KPMG gives Rosewalls a serve over BBY collapse
Liquidators are ramping up their legal efforts to retrieve funds from former tennis champion Ken Rosewall and son Glenn.
Liquidators of collapsed stockbroker BBY are ramping up their legal efforts to retrieve funds from former tennis champion Ken Rosewall and son Glenn Rosewall, with the long-running saga set for a court showdown this year.
BBY spectacularly collapsed in May 2015 after run-ins with the exchange and corporate regulator and it being unable to repay loans from St George Bank.
The demise caught up client money in a complex corporate structure where funds were mixed together to keep BBY afloat.
After public court examinations and several unsuccessful attempts at mediation with the Rosewalls and a third board director, David Perkins, liquidator KPMG is seeking redress in the NSW Supreme Court.
“Nearly four years on, the former clients of BBY are yet to receive an explanation from the directors of BBY for the $20 million shortfall in trust funds uncovered by the liquidators, yet they refuse even to return the money paid to themselves when BBY was insolvent and heading for collapse,” KPMG director of restructuring services Stephen Vaughan told The Australian.
KPMG is seeking $3.1m against Ficema, a company associated with Ken Rosewall, and about $2.8m from Glenn Rosewall and an associated company.
After investigations into BBY’s affairs KPMG believes BBY was trading while insolvent since 2011 and found the company dipped into clients’ money to meet its capital obligations.
The funds that will be disputed in court are shareholder loans repaid by BBY to Glenn and Ken Rosewall 11 months before the company’s demise.
KPMG reports showed that when a $192m trade in Aquila shares executed by BBY went awry in 2014, the firm went into overdrive to meet an ASX call for more capital to be held against it.
KPMG believes about $8.6m in clients’ accounts was used along with company money and funds from Glenn Rosewall’s private super fund.

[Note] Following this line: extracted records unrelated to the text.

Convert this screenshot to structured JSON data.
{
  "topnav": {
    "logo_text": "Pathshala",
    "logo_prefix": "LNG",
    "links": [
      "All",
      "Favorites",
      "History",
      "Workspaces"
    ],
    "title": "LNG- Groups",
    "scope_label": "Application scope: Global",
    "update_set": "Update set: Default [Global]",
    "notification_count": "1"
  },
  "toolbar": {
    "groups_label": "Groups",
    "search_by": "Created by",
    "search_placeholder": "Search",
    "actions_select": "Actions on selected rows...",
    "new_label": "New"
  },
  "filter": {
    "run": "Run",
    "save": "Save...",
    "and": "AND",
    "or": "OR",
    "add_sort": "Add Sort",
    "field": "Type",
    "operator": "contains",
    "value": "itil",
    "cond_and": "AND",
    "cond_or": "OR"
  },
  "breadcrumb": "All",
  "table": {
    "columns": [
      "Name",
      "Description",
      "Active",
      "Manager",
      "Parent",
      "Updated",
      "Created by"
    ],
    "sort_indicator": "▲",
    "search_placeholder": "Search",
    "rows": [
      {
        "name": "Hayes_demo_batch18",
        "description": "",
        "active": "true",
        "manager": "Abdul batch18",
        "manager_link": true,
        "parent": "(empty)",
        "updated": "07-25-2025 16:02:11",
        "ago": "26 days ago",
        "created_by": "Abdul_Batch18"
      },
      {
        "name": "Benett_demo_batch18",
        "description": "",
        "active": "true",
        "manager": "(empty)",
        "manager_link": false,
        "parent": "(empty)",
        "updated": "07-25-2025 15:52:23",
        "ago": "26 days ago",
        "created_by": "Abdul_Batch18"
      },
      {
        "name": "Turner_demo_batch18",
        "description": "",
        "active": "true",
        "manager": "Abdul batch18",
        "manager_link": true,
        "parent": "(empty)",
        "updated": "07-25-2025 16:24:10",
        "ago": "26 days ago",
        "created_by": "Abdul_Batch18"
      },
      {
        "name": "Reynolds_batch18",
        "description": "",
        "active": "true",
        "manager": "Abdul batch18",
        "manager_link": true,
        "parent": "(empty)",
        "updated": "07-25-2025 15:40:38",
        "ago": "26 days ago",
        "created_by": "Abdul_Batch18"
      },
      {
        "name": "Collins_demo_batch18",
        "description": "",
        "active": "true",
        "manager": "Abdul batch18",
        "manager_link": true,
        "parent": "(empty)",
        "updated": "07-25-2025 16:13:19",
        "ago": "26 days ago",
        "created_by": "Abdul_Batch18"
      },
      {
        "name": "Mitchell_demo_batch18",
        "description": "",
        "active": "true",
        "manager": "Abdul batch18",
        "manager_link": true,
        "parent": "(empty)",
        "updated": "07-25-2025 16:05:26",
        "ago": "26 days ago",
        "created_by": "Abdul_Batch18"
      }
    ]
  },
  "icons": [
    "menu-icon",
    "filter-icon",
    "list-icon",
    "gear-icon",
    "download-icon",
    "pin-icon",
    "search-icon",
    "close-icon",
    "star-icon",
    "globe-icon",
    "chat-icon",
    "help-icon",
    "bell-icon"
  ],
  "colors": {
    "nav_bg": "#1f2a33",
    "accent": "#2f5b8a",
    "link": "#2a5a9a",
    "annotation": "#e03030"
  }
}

About $3m was also transferred to BBY from Ken Rosewall, but not in time to salvage the transaction.
KPMG alleges the loans from the Rosewalls should not have been repaid in 2014.
A self-represented Glenn Rosewall lodged cross-claims against KPMG, including that he was owed shares and other employee entitlements, which were heard on Friday by NSW Supreme Court judge Ashley Black.
“Myself and GARF [an associated company] have been oppressed by the liquidator abusing their power,” Mr Rosewall said. He also accused KPMG of a string of “administrative errors” through the liquidation and mediation process.
Justice Black dismissed Mr Rosewall’s claims and urged him to apply for the shares and investments in line with other former BBY clients, in a process set up by the liquidator. He was also ordered to pay KPMG’s costs.
“It would not promote the interests of the winding up,” Justice Black said.
KPMG is backed by litigation funder IMF Bentham in its court action against the Rosewalls, who were majority owners of BBY.
A directions hearing for Ken Rosewall’s case is scheduled for later this month and the matter against Glenn will next be heard on March 18.
Justice Black granted Glenn Rosewall an extension to file his defence by March 15.
Ken Rosewall declined to comment on Sunday when contacted by The Australian.
Separately, the corporate regulator is said to be continuing to examine legal action related to BBY’s demise.
For the thousands of former BBY clients it has been a long and arduous task to retrieve their funds, following a separate court hearing last year. Some are likely to see little returned unless KPMG’s latest actions are successful.
“The court has provided directions as to how the client moneys should be dealt with and distributed,” KPMG’s Mr Vaughan said. “Once preparations are complete, probably in late March, we shall contact clients with further details of the verification and adjudication process and explain what to do next.
“We anticipate that distributions of client moneys will commence in late 2019.”
KPMG has settled several claims relating to BBY, including reaching an agreement with the provider of directors’ insurance.
KPMG has faced criticism from many former BBY clients over the liquidation, which has spanned almost four years.